A Corregedoria Geral da Polícia do Estado do Paraná deve iniciar ainda nesta semana as investigações sobre o desaparecimento de 45 armas de fogo apreendidas pela Polícia Civil e que estavam guardadas no 3º Distrito Policial de Londrina. Segundo informações de um funcionário da secretaria estadual de segurança pública que não quis se identificar, todas as armas desaparecidas eram objetos de inquéritos criminais promovidos pela polícia e os desvios podem estar acontecendo há pelo menos quatro meses. O delegado-adjunto da Divisão Policial do Interior (DPI), Almeri Cochinski, informou que o delegado Márcio Vinícius Amaro, da força-tarefa contra homicídios, foi designado para presidir o inquérito.
''Em princípio, são armas que já foram periciadas'', declarou Cochinski. O delegado Amaro disse, no final da tarde de ontem, que não havia recebido comunicação oficial da designação e não poderia se pronunciar. A Secretaria de Estado da Segurança Pública, por meio da assessoria de imprensa, confirmou o desaparecimento das armas. A abertura do inquérito estaria em andamento e a notícia crime já teria sido encaminhada pelo delegado-chefe da 10 Subdivisão Policial (SDP) de Londrina, Jurandir Gonçalves André, à Divisão de Interior da Polícia, em Curitiba. Na cidade, o delegado-chefe e o delegado responsável pelo 3º Distrito, Manuel Pelisson, recusaram-se a comentar o assunto, alegando impedimentos legais em acordo com o estatuto da Polícia Civil do Estado. André disse somente que as armas desaparecidas não foram recolhidas através das entregas motivadas pelo Estatuto do Desarmamento.

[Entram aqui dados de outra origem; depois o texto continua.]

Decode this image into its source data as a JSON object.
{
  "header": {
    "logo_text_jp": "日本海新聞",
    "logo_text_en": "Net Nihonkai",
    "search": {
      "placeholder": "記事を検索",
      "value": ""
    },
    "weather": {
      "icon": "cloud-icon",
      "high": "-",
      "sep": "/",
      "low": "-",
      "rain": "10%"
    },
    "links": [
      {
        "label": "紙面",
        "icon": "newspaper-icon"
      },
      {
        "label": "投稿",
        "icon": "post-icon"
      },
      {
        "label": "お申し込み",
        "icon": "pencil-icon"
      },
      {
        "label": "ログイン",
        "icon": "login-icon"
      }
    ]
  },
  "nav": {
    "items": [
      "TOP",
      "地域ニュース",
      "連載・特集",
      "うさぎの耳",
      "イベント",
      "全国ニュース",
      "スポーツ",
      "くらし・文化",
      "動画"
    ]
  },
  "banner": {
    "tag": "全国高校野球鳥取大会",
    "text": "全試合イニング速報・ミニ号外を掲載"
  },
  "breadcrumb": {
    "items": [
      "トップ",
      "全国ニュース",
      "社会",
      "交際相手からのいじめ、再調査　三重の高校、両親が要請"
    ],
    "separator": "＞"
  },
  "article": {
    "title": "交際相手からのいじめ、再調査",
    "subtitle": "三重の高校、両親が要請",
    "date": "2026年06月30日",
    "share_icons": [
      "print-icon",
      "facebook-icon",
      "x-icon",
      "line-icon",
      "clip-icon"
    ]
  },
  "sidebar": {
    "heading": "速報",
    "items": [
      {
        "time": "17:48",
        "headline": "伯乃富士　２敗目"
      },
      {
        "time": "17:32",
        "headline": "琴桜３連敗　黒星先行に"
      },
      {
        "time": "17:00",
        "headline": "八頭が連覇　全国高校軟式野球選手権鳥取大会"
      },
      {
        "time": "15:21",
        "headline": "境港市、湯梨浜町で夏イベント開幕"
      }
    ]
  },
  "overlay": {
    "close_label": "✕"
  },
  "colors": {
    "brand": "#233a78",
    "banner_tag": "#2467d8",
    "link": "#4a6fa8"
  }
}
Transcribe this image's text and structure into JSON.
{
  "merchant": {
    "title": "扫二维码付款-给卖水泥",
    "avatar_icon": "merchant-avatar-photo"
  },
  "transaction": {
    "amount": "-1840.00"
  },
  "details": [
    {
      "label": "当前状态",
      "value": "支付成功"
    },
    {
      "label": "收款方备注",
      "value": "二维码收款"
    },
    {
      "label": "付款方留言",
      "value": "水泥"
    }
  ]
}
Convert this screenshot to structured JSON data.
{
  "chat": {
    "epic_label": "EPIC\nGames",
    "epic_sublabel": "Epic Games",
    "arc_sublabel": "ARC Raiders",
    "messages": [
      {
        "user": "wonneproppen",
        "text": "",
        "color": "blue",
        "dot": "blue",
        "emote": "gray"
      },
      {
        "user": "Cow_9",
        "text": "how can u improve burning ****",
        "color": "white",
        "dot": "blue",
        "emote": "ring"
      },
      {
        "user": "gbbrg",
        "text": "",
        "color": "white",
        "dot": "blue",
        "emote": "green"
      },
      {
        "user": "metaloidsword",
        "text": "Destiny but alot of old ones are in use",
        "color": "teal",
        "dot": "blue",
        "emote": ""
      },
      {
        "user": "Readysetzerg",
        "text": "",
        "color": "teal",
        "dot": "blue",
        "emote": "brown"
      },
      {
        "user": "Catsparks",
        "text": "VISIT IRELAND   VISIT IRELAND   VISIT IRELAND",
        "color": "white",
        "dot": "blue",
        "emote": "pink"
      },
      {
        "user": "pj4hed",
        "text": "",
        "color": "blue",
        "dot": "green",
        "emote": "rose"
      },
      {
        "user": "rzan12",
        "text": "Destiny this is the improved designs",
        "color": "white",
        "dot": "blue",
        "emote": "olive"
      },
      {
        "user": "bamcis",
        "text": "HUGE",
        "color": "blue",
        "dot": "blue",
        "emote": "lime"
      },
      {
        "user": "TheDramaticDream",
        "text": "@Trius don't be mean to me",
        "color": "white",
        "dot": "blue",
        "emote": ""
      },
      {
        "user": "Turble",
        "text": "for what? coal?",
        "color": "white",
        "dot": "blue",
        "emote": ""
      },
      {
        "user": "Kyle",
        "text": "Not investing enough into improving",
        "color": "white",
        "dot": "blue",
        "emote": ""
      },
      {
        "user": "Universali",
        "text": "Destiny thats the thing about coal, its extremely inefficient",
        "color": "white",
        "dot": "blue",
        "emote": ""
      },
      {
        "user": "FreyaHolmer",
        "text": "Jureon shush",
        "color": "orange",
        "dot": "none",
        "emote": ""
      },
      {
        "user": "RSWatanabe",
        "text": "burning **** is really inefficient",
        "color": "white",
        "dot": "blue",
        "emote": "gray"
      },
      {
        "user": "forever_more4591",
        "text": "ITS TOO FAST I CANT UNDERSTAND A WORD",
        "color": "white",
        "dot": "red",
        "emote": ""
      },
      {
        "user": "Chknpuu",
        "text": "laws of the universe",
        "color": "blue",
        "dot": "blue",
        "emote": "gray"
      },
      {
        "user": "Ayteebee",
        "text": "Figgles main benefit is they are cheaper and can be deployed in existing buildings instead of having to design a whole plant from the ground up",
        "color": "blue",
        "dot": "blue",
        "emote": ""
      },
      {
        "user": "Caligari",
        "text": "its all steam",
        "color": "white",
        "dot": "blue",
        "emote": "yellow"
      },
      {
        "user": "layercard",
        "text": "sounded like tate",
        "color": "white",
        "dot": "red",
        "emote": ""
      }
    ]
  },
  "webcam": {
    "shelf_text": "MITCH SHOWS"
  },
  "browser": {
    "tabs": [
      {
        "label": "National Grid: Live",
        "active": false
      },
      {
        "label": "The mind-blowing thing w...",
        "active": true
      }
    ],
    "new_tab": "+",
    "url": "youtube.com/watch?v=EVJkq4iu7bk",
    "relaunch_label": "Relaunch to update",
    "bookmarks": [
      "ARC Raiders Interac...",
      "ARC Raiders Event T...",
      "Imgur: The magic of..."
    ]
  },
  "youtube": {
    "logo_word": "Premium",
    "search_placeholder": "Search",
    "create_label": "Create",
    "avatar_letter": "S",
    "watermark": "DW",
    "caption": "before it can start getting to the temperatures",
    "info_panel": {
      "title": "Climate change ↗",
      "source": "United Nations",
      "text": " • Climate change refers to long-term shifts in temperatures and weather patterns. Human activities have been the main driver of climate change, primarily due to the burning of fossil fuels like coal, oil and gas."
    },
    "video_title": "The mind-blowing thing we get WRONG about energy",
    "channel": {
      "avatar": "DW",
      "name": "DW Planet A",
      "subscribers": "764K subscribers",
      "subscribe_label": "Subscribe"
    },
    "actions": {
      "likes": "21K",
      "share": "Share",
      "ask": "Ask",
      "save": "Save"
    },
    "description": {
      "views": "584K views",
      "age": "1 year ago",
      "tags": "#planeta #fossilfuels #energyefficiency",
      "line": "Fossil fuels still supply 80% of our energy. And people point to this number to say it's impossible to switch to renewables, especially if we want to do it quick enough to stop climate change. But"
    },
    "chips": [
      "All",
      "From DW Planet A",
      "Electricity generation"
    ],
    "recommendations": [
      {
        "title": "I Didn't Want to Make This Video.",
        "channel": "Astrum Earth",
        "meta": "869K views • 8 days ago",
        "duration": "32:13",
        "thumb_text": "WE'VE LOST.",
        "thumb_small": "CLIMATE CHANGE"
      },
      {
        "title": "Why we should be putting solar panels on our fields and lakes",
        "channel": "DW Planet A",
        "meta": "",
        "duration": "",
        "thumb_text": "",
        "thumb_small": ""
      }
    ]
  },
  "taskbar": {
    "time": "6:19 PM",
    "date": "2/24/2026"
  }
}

Procurado pela reportagem da Folha, Pelisson afirmou desconhecer qualquer informação sobre o desaparecimento das armas. Ainda na manhã de ontem, uma reunião entre alguns dos delegados da Polícia Civil de Londrina seria realizada na 10 SDP e até mesmo o afastamento de Pelisson teria sido cogitado. André negou que a reunião tivesse sido realizada.
Suspeitas levantadas pela corregedoria dão conta de que o desvio de armas em Londrina acontece há pelo menos quatro meses. De acordo com a assessoria de comunicação da secretaria de segurança, um policial civil que não teve seu nome divulgado estaria desviando e revendendo as armas. Fontes ligadas à Polícia de Londrina afirmam ainda que agentes da corporação em Foz do Iguaçu também teriam ligação com o desvio.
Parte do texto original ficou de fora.